Description détaillée (80-120 caractères) : Un bateau de pêche artisanal baléare pêche au coucher du soleil près d'eaux cristallines, avec des filets traditionnels et un panier de jonquillo frais.

Cogestion et science : le modèle qui soutient la pêche artisanale 🐟

La clé du succès réside dans un système de cogestion où le secteur de la pêche, l'administration et les scientifiques travaillent de manière coordonnée. Des quotas de capture dynamiques sont appliqués, basés sur des rapports annuels de biomasse et de recrutement, élaborés par l'Institut de Recherches Marines. Les navires autorisés utilisent des engins de chalut de fond de petite taille, avec des mailles sélectionnées pour minimiser les captures accidentelles. De plus, l'effort de pêche est surveillé par un système de localisation par satellite, permettant des ajustements en temps réel si des baisses de population sont détectées. Cette approche technique garantit l'exploitation durable de ces espèces clés pour l'écosystème côtier.
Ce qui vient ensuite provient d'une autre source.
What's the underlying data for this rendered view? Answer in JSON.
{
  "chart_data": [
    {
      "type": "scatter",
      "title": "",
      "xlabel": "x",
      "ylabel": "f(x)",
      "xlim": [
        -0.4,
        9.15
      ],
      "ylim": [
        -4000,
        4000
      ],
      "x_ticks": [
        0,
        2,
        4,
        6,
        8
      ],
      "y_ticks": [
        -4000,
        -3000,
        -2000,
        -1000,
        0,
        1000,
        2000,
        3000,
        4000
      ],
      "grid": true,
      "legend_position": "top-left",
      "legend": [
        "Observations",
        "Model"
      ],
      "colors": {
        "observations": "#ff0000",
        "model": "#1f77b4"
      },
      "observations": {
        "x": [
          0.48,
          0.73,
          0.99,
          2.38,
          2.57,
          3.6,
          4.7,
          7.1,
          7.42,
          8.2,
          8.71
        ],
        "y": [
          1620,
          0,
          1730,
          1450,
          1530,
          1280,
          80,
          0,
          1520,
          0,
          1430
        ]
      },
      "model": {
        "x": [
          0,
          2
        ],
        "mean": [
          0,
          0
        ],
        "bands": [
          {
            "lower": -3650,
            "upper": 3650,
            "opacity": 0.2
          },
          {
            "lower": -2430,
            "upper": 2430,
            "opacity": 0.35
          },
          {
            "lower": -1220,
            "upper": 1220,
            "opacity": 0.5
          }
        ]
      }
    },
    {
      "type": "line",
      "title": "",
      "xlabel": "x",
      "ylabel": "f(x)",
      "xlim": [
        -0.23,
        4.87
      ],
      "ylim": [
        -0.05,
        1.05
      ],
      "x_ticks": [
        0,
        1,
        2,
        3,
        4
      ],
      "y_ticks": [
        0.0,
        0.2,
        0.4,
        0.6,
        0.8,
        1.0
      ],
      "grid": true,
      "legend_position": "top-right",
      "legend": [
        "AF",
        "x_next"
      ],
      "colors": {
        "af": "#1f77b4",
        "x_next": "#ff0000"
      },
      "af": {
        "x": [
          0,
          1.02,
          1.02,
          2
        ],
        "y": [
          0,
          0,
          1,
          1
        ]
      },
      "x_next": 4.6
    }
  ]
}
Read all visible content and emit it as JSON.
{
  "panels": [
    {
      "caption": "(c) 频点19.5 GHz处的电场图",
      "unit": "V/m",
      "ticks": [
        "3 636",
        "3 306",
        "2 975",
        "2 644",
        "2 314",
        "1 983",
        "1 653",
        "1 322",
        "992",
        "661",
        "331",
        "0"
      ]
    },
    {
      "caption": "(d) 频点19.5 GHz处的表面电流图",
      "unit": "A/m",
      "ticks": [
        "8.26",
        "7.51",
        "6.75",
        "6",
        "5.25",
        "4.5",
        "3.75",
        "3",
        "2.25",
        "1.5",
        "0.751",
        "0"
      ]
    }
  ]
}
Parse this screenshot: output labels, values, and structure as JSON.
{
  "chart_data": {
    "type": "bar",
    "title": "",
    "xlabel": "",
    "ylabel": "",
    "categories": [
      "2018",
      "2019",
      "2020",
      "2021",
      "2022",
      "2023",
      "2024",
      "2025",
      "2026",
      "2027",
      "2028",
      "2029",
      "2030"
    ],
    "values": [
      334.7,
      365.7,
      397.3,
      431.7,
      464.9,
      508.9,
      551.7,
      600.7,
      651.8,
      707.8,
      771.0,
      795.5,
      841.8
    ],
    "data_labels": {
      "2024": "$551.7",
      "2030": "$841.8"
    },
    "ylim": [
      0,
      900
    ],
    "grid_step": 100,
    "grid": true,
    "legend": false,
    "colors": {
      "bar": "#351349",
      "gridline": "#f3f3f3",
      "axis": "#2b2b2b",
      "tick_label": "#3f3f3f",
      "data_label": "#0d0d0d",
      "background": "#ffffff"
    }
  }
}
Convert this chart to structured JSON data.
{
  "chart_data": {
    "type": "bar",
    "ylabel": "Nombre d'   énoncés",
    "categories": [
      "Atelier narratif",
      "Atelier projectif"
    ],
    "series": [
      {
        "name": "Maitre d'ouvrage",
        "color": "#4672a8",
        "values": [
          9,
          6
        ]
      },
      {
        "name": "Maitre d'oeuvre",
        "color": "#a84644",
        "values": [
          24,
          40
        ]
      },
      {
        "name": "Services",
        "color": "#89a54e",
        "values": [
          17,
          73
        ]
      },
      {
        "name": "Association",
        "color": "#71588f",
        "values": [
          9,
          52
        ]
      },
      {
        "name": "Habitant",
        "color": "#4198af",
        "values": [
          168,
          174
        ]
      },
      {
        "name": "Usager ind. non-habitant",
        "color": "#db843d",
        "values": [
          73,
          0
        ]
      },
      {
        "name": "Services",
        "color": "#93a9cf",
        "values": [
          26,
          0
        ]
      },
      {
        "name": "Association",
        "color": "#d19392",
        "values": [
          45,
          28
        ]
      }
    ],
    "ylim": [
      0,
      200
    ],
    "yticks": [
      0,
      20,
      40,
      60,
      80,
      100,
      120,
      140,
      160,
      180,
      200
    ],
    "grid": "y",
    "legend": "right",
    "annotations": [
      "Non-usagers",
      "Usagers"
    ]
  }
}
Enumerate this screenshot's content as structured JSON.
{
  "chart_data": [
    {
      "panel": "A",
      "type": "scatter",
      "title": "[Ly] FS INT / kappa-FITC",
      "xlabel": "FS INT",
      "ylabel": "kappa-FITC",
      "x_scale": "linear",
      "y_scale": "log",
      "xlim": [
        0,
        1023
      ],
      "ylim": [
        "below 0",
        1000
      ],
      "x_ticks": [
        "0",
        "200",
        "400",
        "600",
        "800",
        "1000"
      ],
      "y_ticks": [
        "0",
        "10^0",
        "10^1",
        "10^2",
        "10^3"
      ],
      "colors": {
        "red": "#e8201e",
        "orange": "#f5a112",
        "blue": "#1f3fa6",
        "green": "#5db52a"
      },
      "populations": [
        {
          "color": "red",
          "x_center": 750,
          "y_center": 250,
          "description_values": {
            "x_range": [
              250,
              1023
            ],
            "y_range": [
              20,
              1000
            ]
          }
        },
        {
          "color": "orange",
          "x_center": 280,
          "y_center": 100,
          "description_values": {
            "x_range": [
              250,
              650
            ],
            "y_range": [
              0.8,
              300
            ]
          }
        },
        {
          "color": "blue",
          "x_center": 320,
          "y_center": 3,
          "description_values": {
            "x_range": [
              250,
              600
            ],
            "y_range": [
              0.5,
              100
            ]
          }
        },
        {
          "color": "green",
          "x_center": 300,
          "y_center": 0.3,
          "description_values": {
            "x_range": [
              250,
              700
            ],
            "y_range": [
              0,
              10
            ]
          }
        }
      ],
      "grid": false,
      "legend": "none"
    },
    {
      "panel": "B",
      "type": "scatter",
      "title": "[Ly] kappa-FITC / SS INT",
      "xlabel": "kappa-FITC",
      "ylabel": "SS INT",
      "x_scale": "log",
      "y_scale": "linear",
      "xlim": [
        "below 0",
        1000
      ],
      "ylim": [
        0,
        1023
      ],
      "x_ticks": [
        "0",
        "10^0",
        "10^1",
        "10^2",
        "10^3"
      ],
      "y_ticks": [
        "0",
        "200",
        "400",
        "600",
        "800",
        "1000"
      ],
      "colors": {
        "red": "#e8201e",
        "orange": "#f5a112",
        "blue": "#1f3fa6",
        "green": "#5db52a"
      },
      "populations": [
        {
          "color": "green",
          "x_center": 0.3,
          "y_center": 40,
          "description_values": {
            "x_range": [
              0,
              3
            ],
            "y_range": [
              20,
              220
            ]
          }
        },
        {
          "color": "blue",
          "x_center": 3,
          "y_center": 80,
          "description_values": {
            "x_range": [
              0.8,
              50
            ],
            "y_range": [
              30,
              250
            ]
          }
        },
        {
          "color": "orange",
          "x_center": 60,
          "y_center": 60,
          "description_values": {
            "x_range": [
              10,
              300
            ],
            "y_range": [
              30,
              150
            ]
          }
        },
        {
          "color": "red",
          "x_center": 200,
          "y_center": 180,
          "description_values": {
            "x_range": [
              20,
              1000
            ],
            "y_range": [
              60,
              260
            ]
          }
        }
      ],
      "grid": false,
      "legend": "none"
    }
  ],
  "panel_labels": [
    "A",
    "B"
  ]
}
Bruxelles dit oui : les petits poissons sont sauvés (pour l'instant) ⏳

La bonne nouvelle est que jusqu'en 2029, nous pourrons continuer à voir les pêcheurs artisanaux travailler avec leurs engins traditionnels. La mauvaise est que, si cela ne tenait qu'à la bureaucratie communautaire, ils auraient probablement eu besoin d'un permis spécial ne serait-ce que pour jeter l'ancre. La cogestion fonctionne, mais on ne peut s'empêcher de penser que, pendant que les scientifiques comptent les poissons, les politiciens comptent les votes. Au moins, cette fois-ci, les chiffres ont concordé. Mais qu'ils ne se relâchent pas : dans six ans, ils demanderont à nouveau la prolongation.